A Comprehensive Corpus of Biomechanically Constrained Piano Chords: Generation, Analysis, and Implications for Voicing and Psychoacoustics
A new 19.3 million chord corpus overturns music theory, showing skewness is 5.8x more important than spread for predicting roughness.
Researcher Mahesh Ramani has generated and analyzed a massive, open-source corpus of approximately 19.3 million piano chords, representing the largest known dataset of its kind. The chords are uniquely constrained by realistic biomechanics, modeling a two-handed player with a 1.5-octave reach per hand, making every entry theoretically playable. This dataset provides an unprecedented map of the practical harmonic space available to pianists and serves as a foundational tool for computational musicology, generative AI modeling, and psychoacoustic research.
Using this corpus, Ramani conducted a rigorous analysis that challenges a core tenet of traditional music pedagogy. The study modeled how a chord's 'voicing'—the vertical arrangement of its notes—relates to psychoacoustic targets like dissonance (perceived roughness). Contrary to the common emphasis on 'spread' (the width between notes), the data revealed that 'skewness' (the asymmetry of the note distribution) is a far stronger predictor. Specifically, skewness was approximately 5.8 times more effective than spread at predicting roughness, with statistical significance (ΔR² ≈ 6.75%, p ≈ 0.0008).

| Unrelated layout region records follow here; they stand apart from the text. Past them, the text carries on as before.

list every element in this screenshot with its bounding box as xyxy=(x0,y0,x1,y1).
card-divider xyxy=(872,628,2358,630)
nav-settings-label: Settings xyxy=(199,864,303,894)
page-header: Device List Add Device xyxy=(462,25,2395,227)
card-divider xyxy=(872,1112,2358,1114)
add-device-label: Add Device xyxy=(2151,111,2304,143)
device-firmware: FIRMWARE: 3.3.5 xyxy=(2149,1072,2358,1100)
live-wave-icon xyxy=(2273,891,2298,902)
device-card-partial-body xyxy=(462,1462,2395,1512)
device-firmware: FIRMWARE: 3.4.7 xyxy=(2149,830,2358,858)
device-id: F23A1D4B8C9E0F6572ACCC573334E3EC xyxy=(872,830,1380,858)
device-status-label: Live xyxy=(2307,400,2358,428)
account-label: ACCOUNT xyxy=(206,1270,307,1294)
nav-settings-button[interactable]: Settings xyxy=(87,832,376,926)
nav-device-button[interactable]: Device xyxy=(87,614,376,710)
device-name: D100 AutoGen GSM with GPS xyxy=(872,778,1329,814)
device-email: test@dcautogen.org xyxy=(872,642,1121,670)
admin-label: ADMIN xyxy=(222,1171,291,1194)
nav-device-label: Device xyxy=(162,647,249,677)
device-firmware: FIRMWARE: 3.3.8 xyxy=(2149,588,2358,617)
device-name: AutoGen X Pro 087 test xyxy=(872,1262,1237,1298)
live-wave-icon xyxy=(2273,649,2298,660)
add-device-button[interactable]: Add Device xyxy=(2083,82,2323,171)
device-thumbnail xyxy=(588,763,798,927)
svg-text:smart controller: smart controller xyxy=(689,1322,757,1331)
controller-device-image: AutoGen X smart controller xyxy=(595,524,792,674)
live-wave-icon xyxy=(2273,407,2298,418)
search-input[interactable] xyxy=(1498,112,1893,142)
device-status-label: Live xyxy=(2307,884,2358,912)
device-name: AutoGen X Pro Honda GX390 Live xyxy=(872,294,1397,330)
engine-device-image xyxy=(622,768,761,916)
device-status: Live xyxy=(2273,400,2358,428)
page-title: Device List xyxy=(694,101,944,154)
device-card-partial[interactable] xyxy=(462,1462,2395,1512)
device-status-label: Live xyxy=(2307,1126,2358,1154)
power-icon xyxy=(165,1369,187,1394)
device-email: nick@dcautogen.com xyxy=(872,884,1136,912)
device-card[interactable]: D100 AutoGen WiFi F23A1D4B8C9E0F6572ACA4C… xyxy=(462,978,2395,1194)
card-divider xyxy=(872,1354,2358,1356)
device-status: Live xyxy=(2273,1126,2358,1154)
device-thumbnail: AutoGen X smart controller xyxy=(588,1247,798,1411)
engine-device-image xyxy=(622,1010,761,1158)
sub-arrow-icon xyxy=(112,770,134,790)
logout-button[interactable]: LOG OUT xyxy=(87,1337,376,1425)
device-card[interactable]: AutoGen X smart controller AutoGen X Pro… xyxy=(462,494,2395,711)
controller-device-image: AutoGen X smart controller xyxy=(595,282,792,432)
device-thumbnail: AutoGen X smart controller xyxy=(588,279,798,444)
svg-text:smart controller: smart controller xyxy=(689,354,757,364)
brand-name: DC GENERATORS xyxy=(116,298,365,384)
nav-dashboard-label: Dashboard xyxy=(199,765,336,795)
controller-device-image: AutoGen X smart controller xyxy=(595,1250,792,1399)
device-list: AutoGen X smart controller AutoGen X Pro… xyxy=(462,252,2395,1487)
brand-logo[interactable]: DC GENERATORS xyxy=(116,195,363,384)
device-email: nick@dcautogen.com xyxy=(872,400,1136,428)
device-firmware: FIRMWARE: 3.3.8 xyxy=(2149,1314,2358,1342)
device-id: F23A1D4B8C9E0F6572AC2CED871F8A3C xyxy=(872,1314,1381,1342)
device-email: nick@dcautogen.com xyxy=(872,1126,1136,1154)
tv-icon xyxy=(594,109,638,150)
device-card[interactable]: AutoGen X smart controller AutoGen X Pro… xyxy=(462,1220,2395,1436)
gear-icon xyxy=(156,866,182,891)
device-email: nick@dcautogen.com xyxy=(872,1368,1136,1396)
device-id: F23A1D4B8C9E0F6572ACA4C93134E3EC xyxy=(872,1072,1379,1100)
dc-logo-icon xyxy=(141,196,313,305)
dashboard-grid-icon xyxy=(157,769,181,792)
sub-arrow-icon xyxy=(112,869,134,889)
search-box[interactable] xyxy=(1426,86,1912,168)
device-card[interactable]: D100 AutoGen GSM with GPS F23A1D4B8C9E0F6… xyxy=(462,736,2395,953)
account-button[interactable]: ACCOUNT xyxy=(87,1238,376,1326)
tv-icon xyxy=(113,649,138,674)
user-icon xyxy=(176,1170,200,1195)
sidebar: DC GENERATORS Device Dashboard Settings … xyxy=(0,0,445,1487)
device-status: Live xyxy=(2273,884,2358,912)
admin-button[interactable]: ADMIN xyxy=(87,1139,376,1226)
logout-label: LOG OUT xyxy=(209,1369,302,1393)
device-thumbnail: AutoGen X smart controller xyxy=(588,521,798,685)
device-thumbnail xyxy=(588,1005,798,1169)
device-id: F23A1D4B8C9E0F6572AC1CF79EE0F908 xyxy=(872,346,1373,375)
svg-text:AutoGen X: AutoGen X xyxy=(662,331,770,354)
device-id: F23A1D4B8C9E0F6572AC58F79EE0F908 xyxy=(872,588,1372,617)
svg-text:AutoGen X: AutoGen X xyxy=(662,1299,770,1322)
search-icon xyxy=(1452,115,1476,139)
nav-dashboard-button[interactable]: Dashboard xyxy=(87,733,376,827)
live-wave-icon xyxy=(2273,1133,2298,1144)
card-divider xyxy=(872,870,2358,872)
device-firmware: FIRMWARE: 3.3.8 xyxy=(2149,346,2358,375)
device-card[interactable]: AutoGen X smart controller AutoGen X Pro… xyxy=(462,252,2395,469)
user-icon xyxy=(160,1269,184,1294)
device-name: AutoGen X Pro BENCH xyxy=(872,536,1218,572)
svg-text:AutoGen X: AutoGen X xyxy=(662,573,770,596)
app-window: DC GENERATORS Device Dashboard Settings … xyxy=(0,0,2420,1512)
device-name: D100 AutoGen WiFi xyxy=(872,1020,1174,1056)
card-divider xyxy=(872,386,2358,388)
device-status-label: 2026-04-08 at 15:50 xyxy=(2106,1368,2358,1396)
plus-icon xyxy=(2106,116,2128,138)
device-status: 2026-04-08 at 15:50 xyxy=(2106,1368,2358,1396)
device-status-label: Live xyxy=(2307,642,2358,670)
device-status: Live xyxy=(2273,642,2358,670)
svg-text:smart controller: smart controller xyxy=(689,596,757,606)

This finding suggests that the clarity of 'open voicings' is driven less by overall width and more by placing wider gaps in the lower register while allowing tighter clustering in the treble (negative skewness). The research demonstrates the corpus's utility for moving beyond anecdotal theory into data-driven discovery, with implications for AI music generation, voice-leading algorithms, and a more nuanced understanding of how humans perceive harmony.
- Created a corpus of ~19.3 million piano chords, all constrained by realistic human hand spans (1.5 octaves per hand).
- Data analysis showed chord 'skewness' is ~5.8x more predictive of dissonance than traditional 'spread' (β ≈ +0.145 vs. -0.025).
- Challenges music pedagogy, suggesting open voicing clarity comes from low-register gaps and high-register clustering, not just width.
Why It Matters
Provides a massive, realistic dataset to train better AI music models and challenges foundational music theory with data-driven evidence.